No dia seguinte, surgiram as primeiras matérias sobre o novo casal, cheias de fotos de momentos a sós ou rodeados de humoristas, as manchetes questionaram quem seria a sortuda e onde se conheceram, mas a dúvida não durou muito. Foram necessárias 64hrs para que as fãs do trio descobrissem o Instagram de Lia e repassem aos portais, e assim a jovem recebeu holofotes virtuais pela primeira vez. Um dos mais populares portais de fofoca publicou uma matéria completa expondo seu perfil e todas as informações pessoais que conseguiram encontrar. O autor do texto opinava sobre seu corpo, mencionava a faculdade de direito, destacava a diferença de idade entre os dois, falava da peça em cartaz e, o principal, incitava o debate sobre relacionamentos entre ídolos e fãs.

Foi o suficiente para que sua vida desse um salto em menos de uma semana.

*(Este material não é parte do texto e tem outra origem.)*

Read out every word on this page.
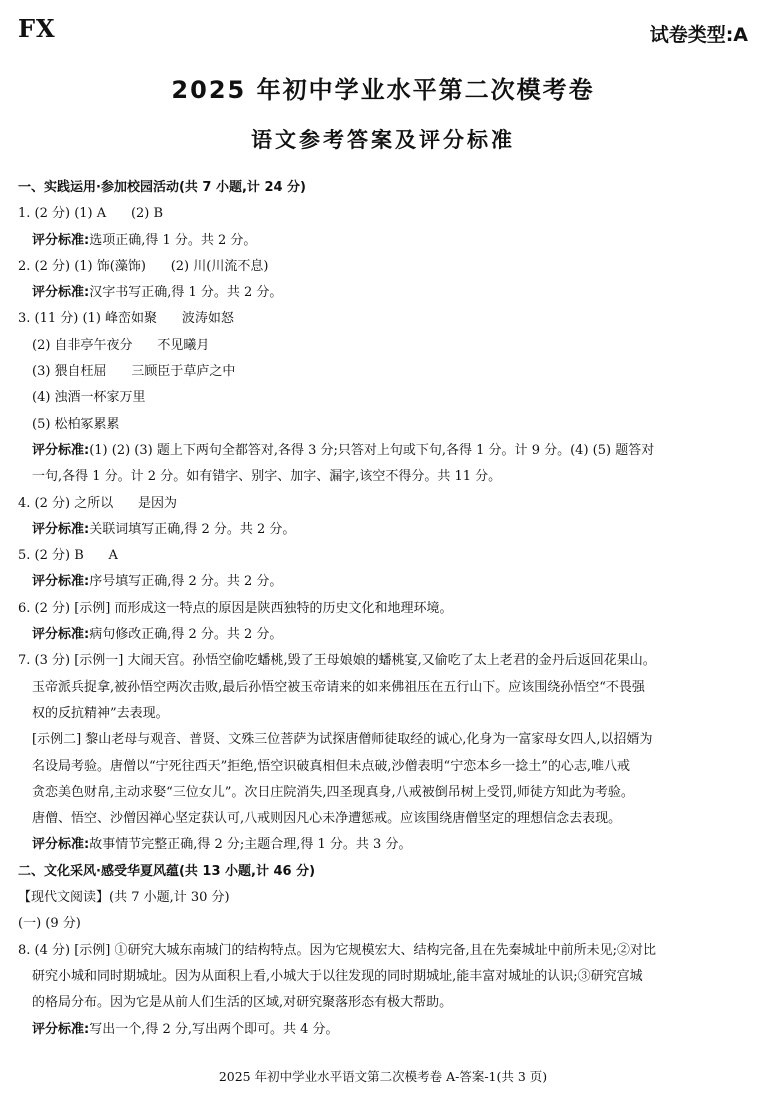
FX	试卷类型:A
2025 年初中学业水平第二次模考卷
语文参考答案及评分标准
一、实践运用·参加校园活动(共 7 小题,计 24 分)
1. (2 分) (1) A      (2) B
评分标准:选项正确,得 1 分。共 2 分。
2. (2 分) (1) 饰(藻饰)      (2) 川(川流不息)
评分标准:汉字书写正确,得 1 分。共 2 分。
3. (11 分) (1) 峰峦如聚      波涛如怒
(2) 自非亭午夜分      不见曦月
(3) 猥自枉屈      三顾臣于草庐之中
(4) 浊酒一杯家万里
(5) 松柏冢累累
评分标准:(1) (2) (3) 题上下两句全都答对,各得 3 分;只答对上句或下句,各得 1 分。计 9 分。(4) (5) 题答对
一句,各得 1 分。计 2 分。如有错字、别字、加字、漏字,该空不得分。共 11 分。
4. (2 分) 之所以      是因为
评分标准:关联词填写正确,得 2 分。共 2 分。
5. (2 分) B      A
评分标准:序号填写正确,得 2 分。共 2 分。
6. (2 分) [示例] 而形成这一特点的原因是陕西独特的历史文化和地理环境。
评分标准:病句修改正确,得 2 分。共 2 分。
7. (3 分) [示例一] 大闹天宫。孙悟空偷吃蟠桃,毁了王母娘娘的蟠桃宴,又偷吃了太上老君的金丹后返回花果山。
玉帝派兵捉拿,被孙悟空两次击败,最后孙悟空被玉帝请来的如来佛祖压在五行山下。应该围绕孙悟空“不畏强
权的反抗精神”去表现。
[示例二] 黎山老母与观音、普贤、文殊三位菩萨为试探唐僧师徒取经的诚心,化身为一富家母女四人,以招婿为
名设局考验。唐僧以“宁死往西天”拒绝,悟空识破真相但未点破,沙僧表明“宁恋本乡一捻土”的心志,唯八戒
贪恋美色财帛,主动求娶“三位女儿”。次日庄院消失,四圣现真身,八戒被倒吊树上受罚,师徒方知此为考验。
唐僧、悟空、沙僧因禅心坚定获认可,八戒则因凡心未净遭惩戒。应该围绕唐僧坚定的理想信念去表现。
评分标准:故事情节完整正确,得 2 分;主题合理,得 1 分。共 3 分。
二、文化采风·感受华夏风蕴(共 13 小题,计 46 分)
【现代文阅读】(共 7 小题,计 30 分)
(一) (9 分)
8. (4 分) [示例] ①研究大城东南城门的结构特点。因为它规模宏大、结构完备,且在先秦城址中前所未见;②对比
研究小城和同时期城址。因为从面积上看,小城大于以往发现的同时期城址,能丰富对城址的认识;③研究宫城
的格局分布。因为它是从前人们生活的区域,对研究聚落形态有极大帮助。
评分标准:写出一个,得 2 分,写出两个即可。共 4 分。
2025 年初中学业水平语文第二次模考卷 A-答案-1(共 3 页)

Passou a ganhar seguidores em todas suas redes, a maioria meninas na faixa etária entre 12 e 16 anos e parte significativa delas começou a comentar em suas fotos, mesmo nas mais antigas, suas opiniões a respeito do namoro. Algumas a achavam muito bonita, outras muito nova, muito gorda, muito feia, com muita sorte… todas queriam saber seu segredo para conquistar o humorista. De início optou por não responder nenhum, qualquer interação poderia desencadear uma exposição ainda maior. Todas as fotos que publicava ou era marcada, eram repostadas por páginas de fãs. Os amigos de Lia também receberam novos seguidores, como se toda sua vida estivesse sendo cercada e vigiada.

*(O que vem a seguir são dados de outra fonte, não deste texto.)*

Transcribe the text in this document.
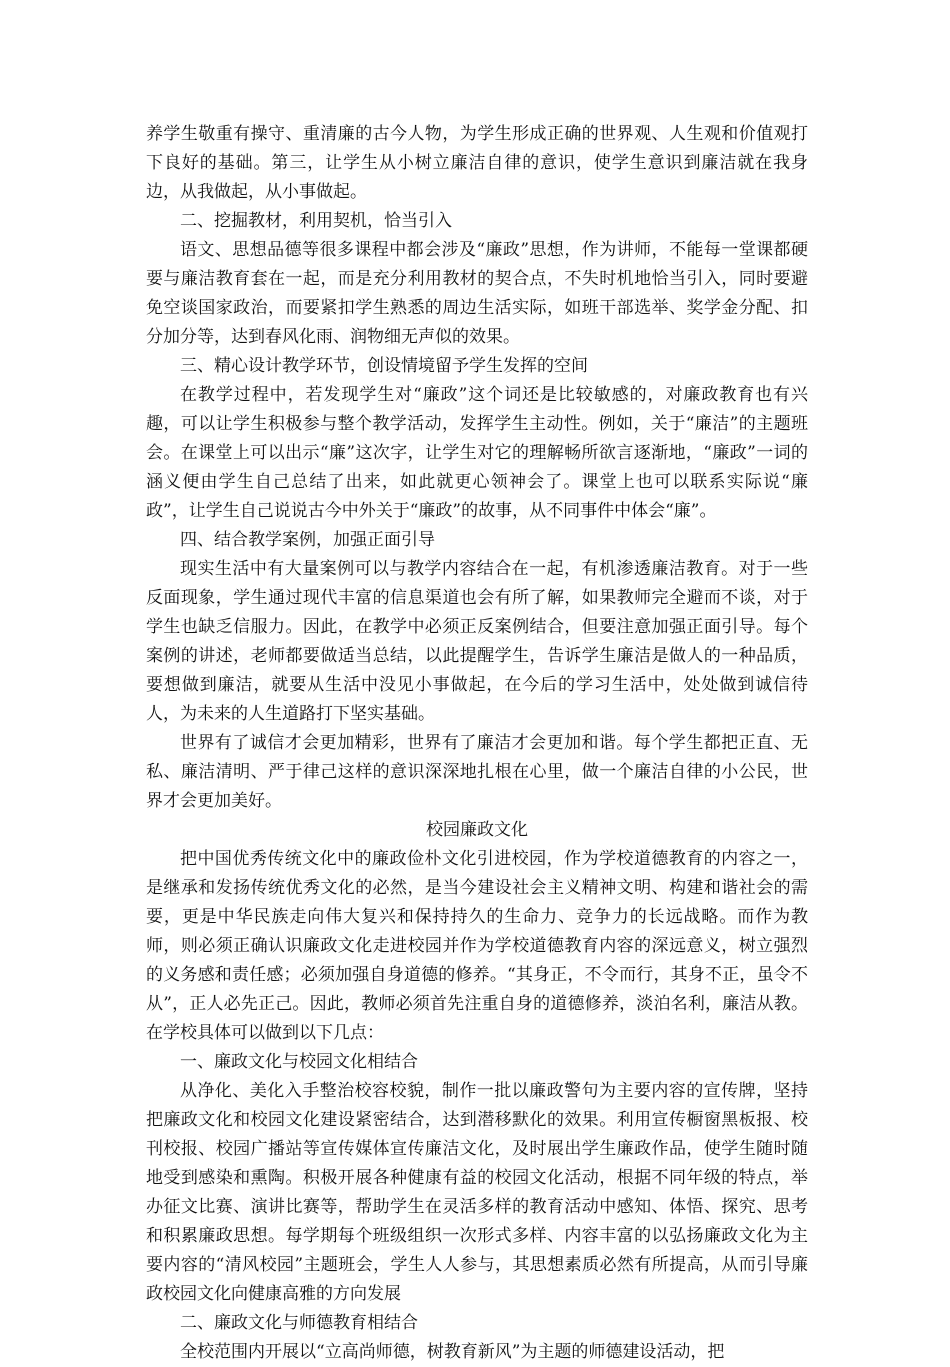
养学生敬重有操守、重清廉的古今人物，为学生形成正确的世界观、人生观和价值观打下良好的基础。第三，让学生从小树立廉洁自律的意识，使学生意识到廉洁就在我身边，从我做起，从小事做起。

二、挖掘教材，利用契机，恰当引入

语文、思想品德等很多课程中都会涉及“廉政”思想，作为讲师，不能每一堂课都硬要与廉洁教育套在一起，而是充分利用教材的契合点，不失时机地恰当引入，同时要避免空谈国家政治，而要紧扣学生熟悉的周边生活实际，如班干部选举、奖学金分配、扣分加分等，达到春风化雨、润物细无声似的效果。

三、精心设计教学环节，创设情境留予学生发挥的空间

在教学过程中，若发现学生对“廉政”这个词还是比较敏感的，对廉政教育也有兴趣，可以让学生积极参与整个教学活动，发挥学生主动性。例如，关于“廉洁”的主题班会。在课堂上可以出示“廉”这次字，让学生对它的理解畅所欲言逐渐地，“廉政”一词的涵义便由学生自己总结了出来，如此就更心领神会了。课堂上也可以联系实际说“廉政”，让学生自己说说古今中外关于“廉政”的故事，从不同事件中体会“廉”。

四、结合教学案例，加强正面引导

现实生活中有大量案例可以与教学内容结合在一起，有机渗透廉洁教育。对于一些反面现象，学生通过现代丰富的信息渠道也会有所了解，如果教师完全避而不谈，对于学生也缺乏信服力。因此，在教学中必须正反案例结合，但要注意加强正面引导。每个案例的讲述，老师都要做适当总结，以此提醒学生，告诉学生廉洁是做人的一种品质，要想做到廉洁，就要从生活中没见小事做起，在今后的学习生活中，处处做到诚信待人，为未来的人生道路打下坚实基础。

世界有了诚信才会更加精彩，世界有了廉洁才会更加和谐。每个学生都把正直、无私、廉洁清明、严于律己这样的意识深深地扎根在心里，做一个廉洁自律的小公民，世界才会更加美好。

校园廉政文化

把中国优秀传统文化中的廉政俭朴文化引进校园，作为学校道德教育的内容之一，是继承和发扬传统优秀文化的必然，是当今建设社会主义精神文明、构建和谐社会的需要，更是中华民族走向伟大复兴和保持持久的生命力、竞争力的长远战略。而作为教师，则必须正确认识廉政文化走进校园并作为学校道德教育内容的深远意义，树立强烈的义务感和责任感；必须加强自身道德的修养。“其身正，不令而行，其身不正，虽令不从”，正人必先正己。因此，教师必须首先注重自身的道德修养，淡泊名利，廉洁从教。在学校具体可以做到以下几点：

一、廉政文化与校园文化相结合

从净化、美化入手整治校容校貌，制作一批以廉政警句为主要内容的宣传牌，坚持把廉政文化和校园文化建设紧密结合，达到潜移默化的效果。利用宣传橱窗黑板报、校刊校报、校园广播站等宣传媒体宣传廉洁文化，及时展出学生廉政作品，使学生随时随地受到感染和熏陶。积极开展各种健康有益的校园文化活动，根据不同年级的特点，举办征文比赛、演讲比赛等，帮助学生在灵活多样的教育活动中感知、体悟、探究、思考和积累廉政思想。每学期每个班级组织一次形式多样、内容丰富的以弘扬廉政文化为主要内容的“清风校园”主题班会，学生人人参与，其思想素质必然有所提高，从而引导廉政校园文化向健康高雅的方向发展

二、廉政文化与师德教育相结合

全校范围内开展以“立高尚师德，树教育新风”为主题的师德建设活动，把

O público de sua peça também aumentou, surgiram famílias de toda região do ABC paulista para assistir às apresentações, boa parte das famílias tinha ao menos uma filha adolescente. Fotos com os atores passaram a ser pedidas, como se fossem celebridades, mas nessas situações Lia sentia que estava ali apenas para ser analisada. As fãs mais descaradas aproveitavam os minutos de interação para tirar dúvidas sobre Elídio. Contudo a repercussão não foi de todo mal, com o aumento da bilheteria, a Companhia conseguiu fechar um novo contrato com outro teatro, dessa vez na capital, para apresentações às quartas à noite.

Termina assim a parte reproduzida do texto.